Amanda Ramcharan has dedicated her graduate studies to researching and studying farm systems in order to understand the conditions in which they thrive. Early on, she realized that she could use her fascination with technological tools and gadgets to help her better understand how farms can use technology to help assess and solve problems that arise in this system. She knows how to image crops, how to analyze them, how to figure out which ones are growing well or poorly on a given farm. But to develop tools that help her get that information, first, she had to go from the ground up to the sky: “I’m just flying over fields where there’s no Internet service that are really off the grid. But when I studied for my remote pilot license exam, I realized how demarcated our airspace is, for what you can and can’t do.”

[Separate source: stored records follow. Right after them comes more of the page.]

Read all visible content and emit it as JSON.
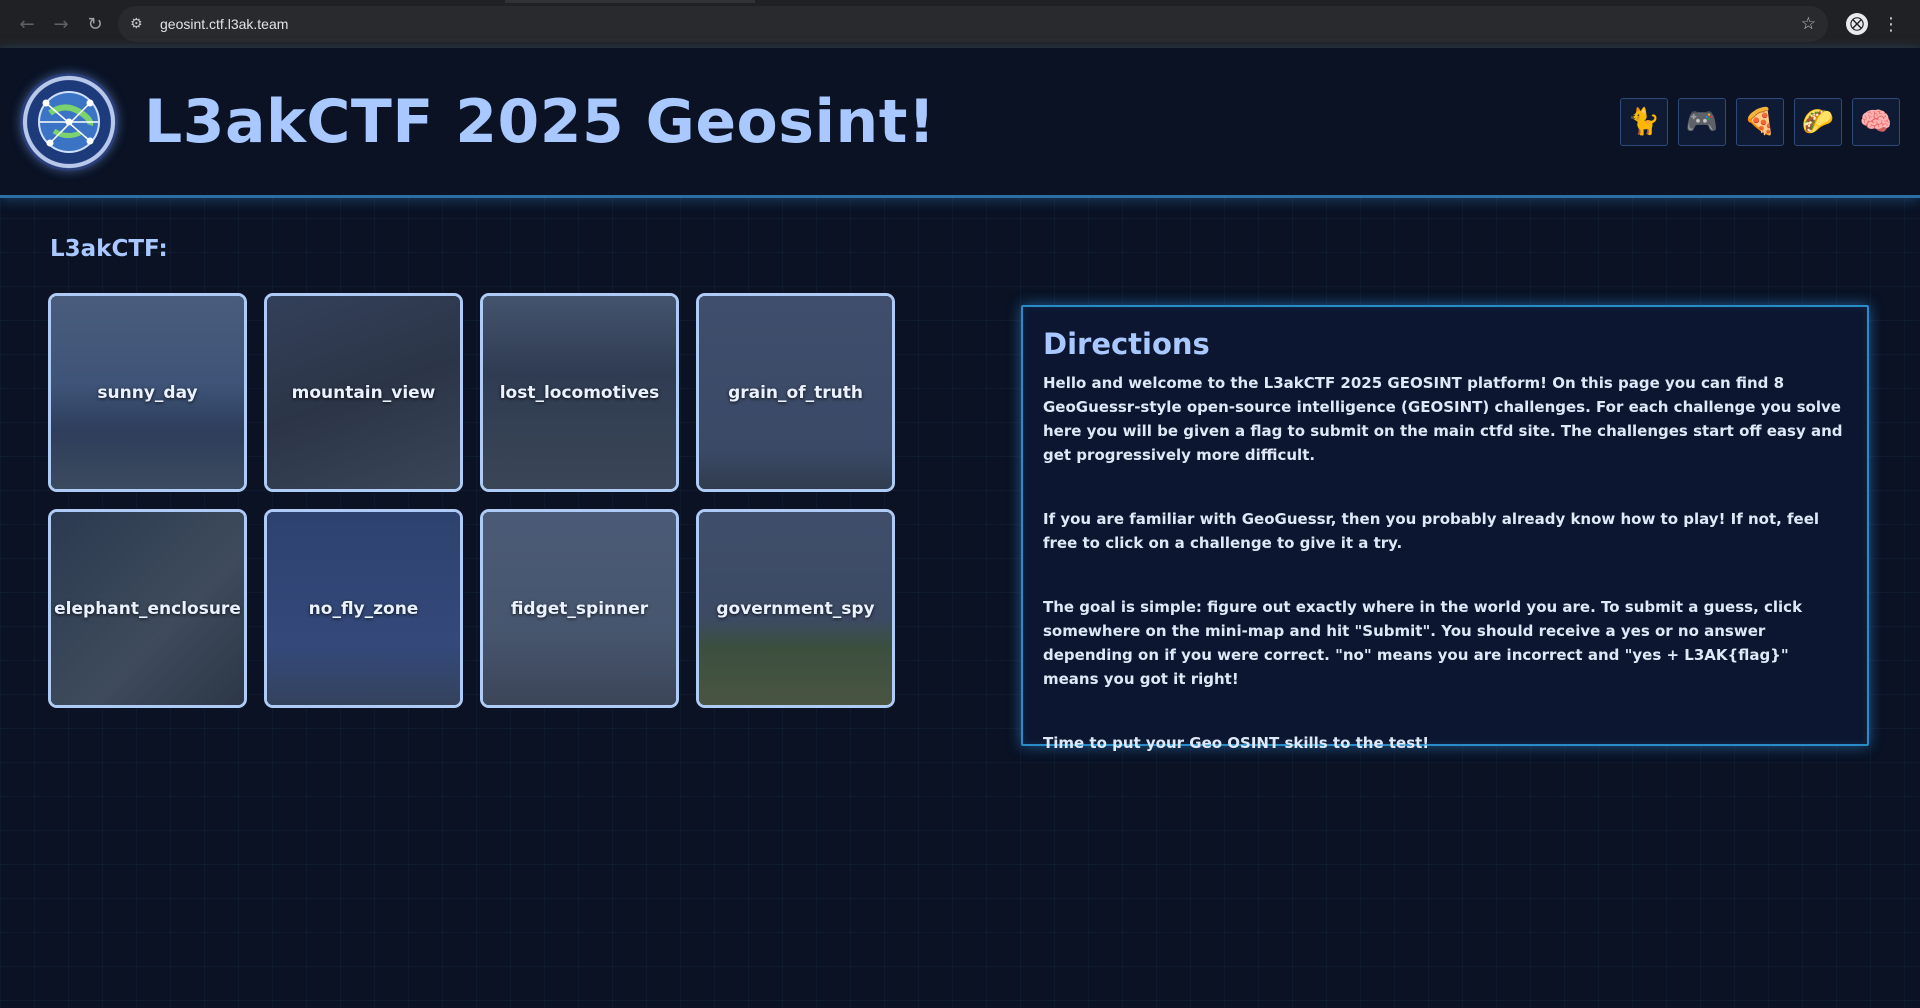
{
  "browser": {
    "url": "geosint.ctf.l3ak.team",
    "back_glyph": "←",
    "forward_glyph": "→",
    "reload_glyph": "↻",
    "site_info_glyph": "⚙",
    "star_glyph": "☆",
    "profile_glyph": "⛒",
    "menu_glyph": "⋮"
  },
  "header": {
    "title": "L3akCTF 2025 Geosint!",
    "icons": [
      {
        "name": "cat-icon",
        "glyph": "🐈"
      },
      {
        "name": "gamepad-icon",
        "glyph": "🎮"
      },
      {
        "name": "pizza-icon",
        "glyph": "🍕"
      },
      {
        "name": "taco-icon",
        "glyph": "🌮"
      },
      {
        "name": "brain-icon",
        "glyph": "🧠"
      }
    ]
  },
  "section": {
    "label": "L3akCTF:"
  },
  "challenges": [
    {
      "name": "sunny_day"
    },
    {
      "name": "mountain_view"
    },
    {
      "name": "lost_locomotives"
    },
    {
      "name": "grain_of_truth"
    },
    {
      "name": "elephant_enclosure"
    },
    {
      "name": "no_fly_zone"
    },
    {
      "name": "fidget_spinner"
    },
    {
      "name": "government_spy"
    }
  ],
  "directions": {
    "title": "Directions",
    "paragraphs": [
      "Hello and welcome to the L3akCTF 2025 GEOSINT platform! On this page you can find 8 GeoGuessr-style open-source intelligence (GEOSINT) challenges. For each challenge you solve here you will be given a flag to submit on the main ctfd site. The challenges start off easy and get progressively more difficult.",
      "If you are familiar with GeoGuessr, then you probably already know how to play! If not, feel free to click on a challenge to give it a try.",
      "The goal is simple: figure out exactly where in the world you are. To submit a guess, click somewhere on the mini-map and hit \"Submit\". You should receive a yes or no answer depending on if you were correct. \"no\" means you are incorrect and \"yes + L3AK{flag}\" means you got it right!",
      "Time to put your Geo OSINT skills to the test!"
    ]
  }
}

Amanda is the first woman in Pennsylvania to obtain a Remote Pilot Certificate. She flies drones that use advanced imaging and machine learning technology to give farmers and researchers insights about the quality of their crop. She has to log every flight, as drones are regulated by the Federal Aviation Administration (FAA), the same authority created to secure US airspace in the age of commercial aviation. Like many people experimenting with new, exciting technology, the tools Amanda uses on the farm are governed by laws that weren’t designed for the sector she works in. At the launch of the Refresh project last month, former Secretary of Agriculture Tom Vilsack noted that our current laws need to be updated to address the challenges—and opportunities—of the digital age: “We need to look at our regulatory systems writ large and understand that they were designed for a day long ago. They weren’t designed for the pace of change that we have today.”

Drones are only one example of new tools being adapted to improve the nation’s food system in ways that lawmakers haven’t necessarily anticipated. Amanda explains that open-source software, which is software created and maintained for free by a community of interested users, might also have a role to play in food production, distribution, and consumption. “I use open-source software and it’s really great that I can access free software to test. But when I tried to get into more complicated analyses, there’s less documentation, or somebody hasn’t documented it yet, or somebody has not developed that module yet, or it just can’t efficiently compute the size of the dataset that I’m working with.” Open-source software has the potential to help democratize innovation by allowing developers to build upon the work of a community rather than creating software from scratch each time they imagine a new application. Amanda explains that it is still so new that we’re constantly debating the ethics around open-source innovation, a necessary ingredient for recognizing, supporting, and promoting its benefits.

These are just two examples from one person’s work that help to highlight the complexities involved in addressing regulatory hurdles and creating accessible technological tools in order to ensure that they can be leveraged across multiple sectors, such as agriculture. As a diverse set of stakeholders drawn from across the entire food system, the Refresh Working Group is working to identify and understand these issues from a wide range of perspectives. Because, as Amanda points out, diversity is the key to address all these issues and more: “I think that as more diverse people get involved and become knowledgeable about AI, then you have more diverse use cases.”